Week 6 – Class Reflection

By looking at the class exercise from week 6, I think the purpose of this exercise is a demonstration, manipulating the different quality of lights on the different shape of faces will better explain why we need a lot of time to work out what sort of lighting we need for each scene. Dan and Max have a completely different shape of faces, Asian’s face usually are less sharped and outlined, so I can see more shadows is showing on Max’s eye socket when the light is very hard and without any filled lighting. Whereas Dan’s face is flatter comparing with Max’s face so he had fewer shadows on him during the use of hard light.

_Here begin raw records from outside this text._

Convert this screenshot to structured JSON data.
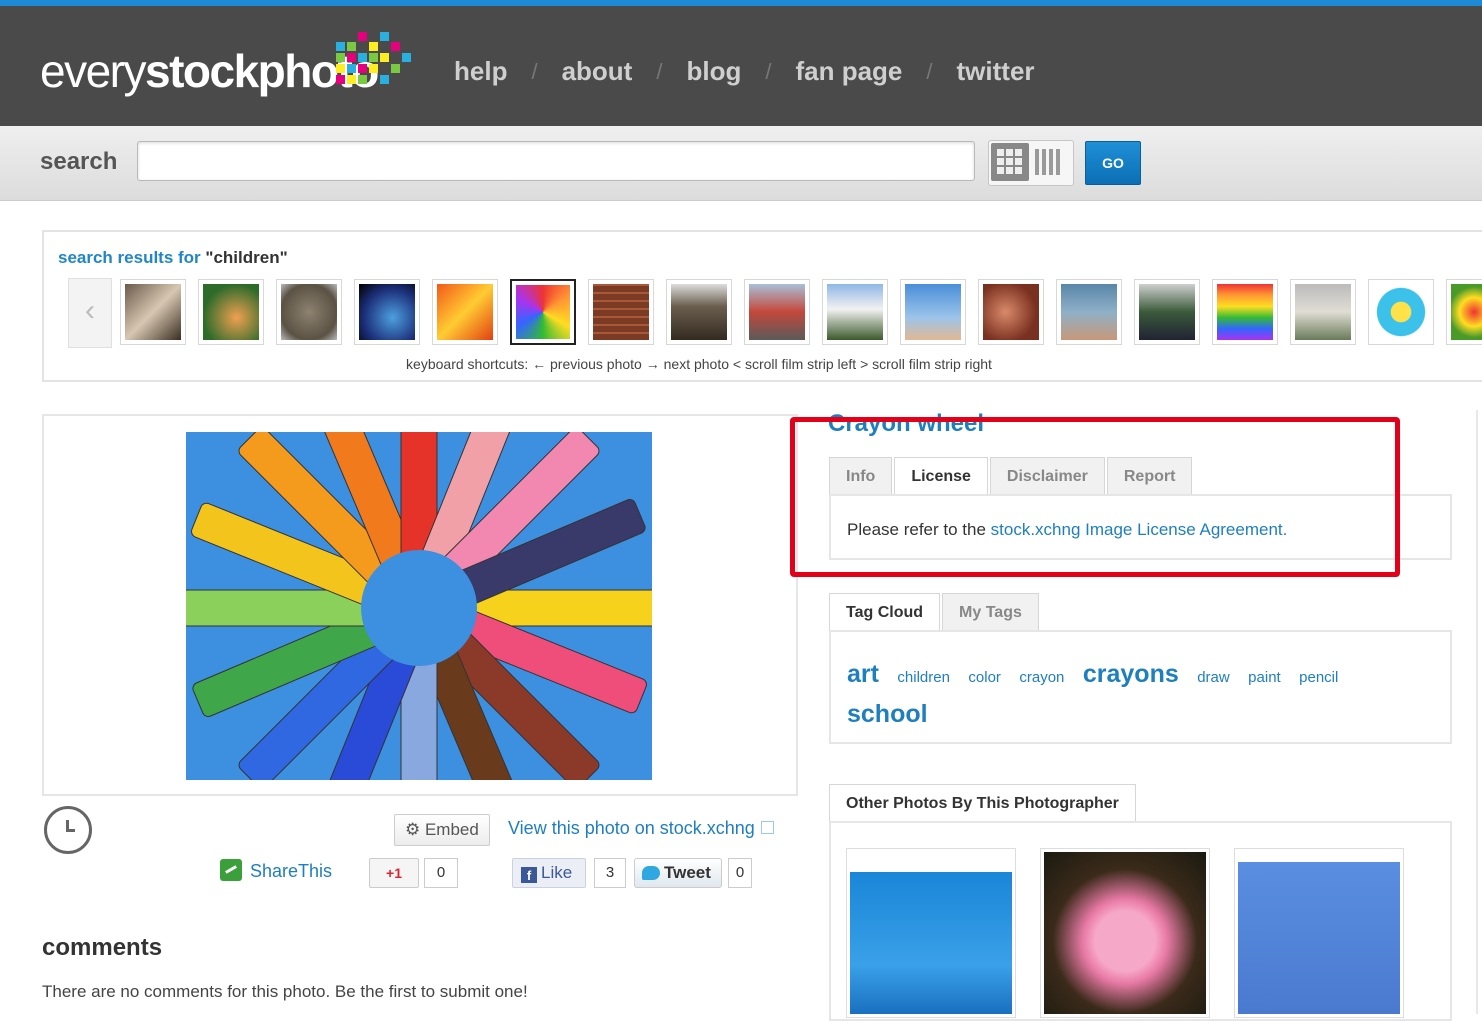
{
  "header": {
    "logo_thin": "every",
    "logo_bold": "stockphoto",
    "nav": [
      "help",
      "about",
      "blog",
      "fan page",
      "twitter"
    ],
    "nav_separator": "/"
  },
  "search": {
    "label": "search",
    "value": "",
    "go_label": "GO"
  },
  "strip": {
    "title_prefix": "search results for ",
    "query": "\"children\"",
    "prev_glyph": "‹",
    "shortcuts": "keyboard shortcuts: ← previous photo → next photo < scroll film strip left > scroll film strip right"
  },
  "photo": {
    "title": "Crayon wheel"
  },
  "license_tabs": [
    "Info",
    "License",
    "Disclaimer",
    "Report"
  ],
  "license": {
    "prefix": "Please refer to the ",
    "link": "stock.xchng Image License Agreement."
  },
  "tag_tabs": [
    "Tag Cloud",
    "My Tags"
  ],
  "tags": [
    {
      "text": "art",
      "size": "lg"
    },
    {
      "text": "children",
      "size": "sm"
    },
    {
      "text": "color",
      "size": "sm"
    },
    {
      "text": "crayon",
      "size": "sm"
    },
    {
      "text": "crayons",
      "size": "lg"
    },
    {
      "text": "draw",
      "size": "sm"
    },
    {
      "text": "paint",
      "size": "sm"
    },
    {
      "text": "pencil",
      "size": "sm"
    },
    {
      "text": "school",
      "size": "lg"
    }
  ],
  "other_photos_tab": "Other Photos By This Photographer",
  "actions": {
    "embed": "Embed",
    "view_link": "View this photo on stock.xchng",
    "share": "ShareThis",
    "gplus": "+1",
    "gplus_count": "0",
    "like": "Like",
    "like_count": "3",
    "tweet": "Tweet",
    "tweet_count": "0"
  },
  "comments": {
    "heading": "comments",
    "empty": "There are no comments for this photo. Be the first to submit one!"
  },
  "colors": {
    "accent": "#1e7fbf",
    "header_bg": "#4a4a4a",
    "highlight": "#e5001a"
  }
}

One thing I found very interesting and I heard everyone else did also is the shadow of the big clips, this once again reminded me the power of film lights. In our everyday life, we might have never thought about when an object is close to the light source, it’s shadow will be less sharped. This is something we might have seen every day but we would never consider how to convert the lights in an actual scene. When the clips appeared closely in front of the lamp(key light source), it’s shadow became blurred so when it is moving, the clips look like the shadow of leaves. This is a good skill to grasp when I am shooting something that needs to create a shadow of leaves.

When the light sources are adjusted to the softest, it was interesting to see the soft light was working similarly on both of their faces but when it was hard lighting, they had different effects. I can see there are reflections of the key lighting bouncing off from everywhere possible in that room, so Max and Dan’s left face looked like were being lit up with filled lighting but it’s actually just reflections.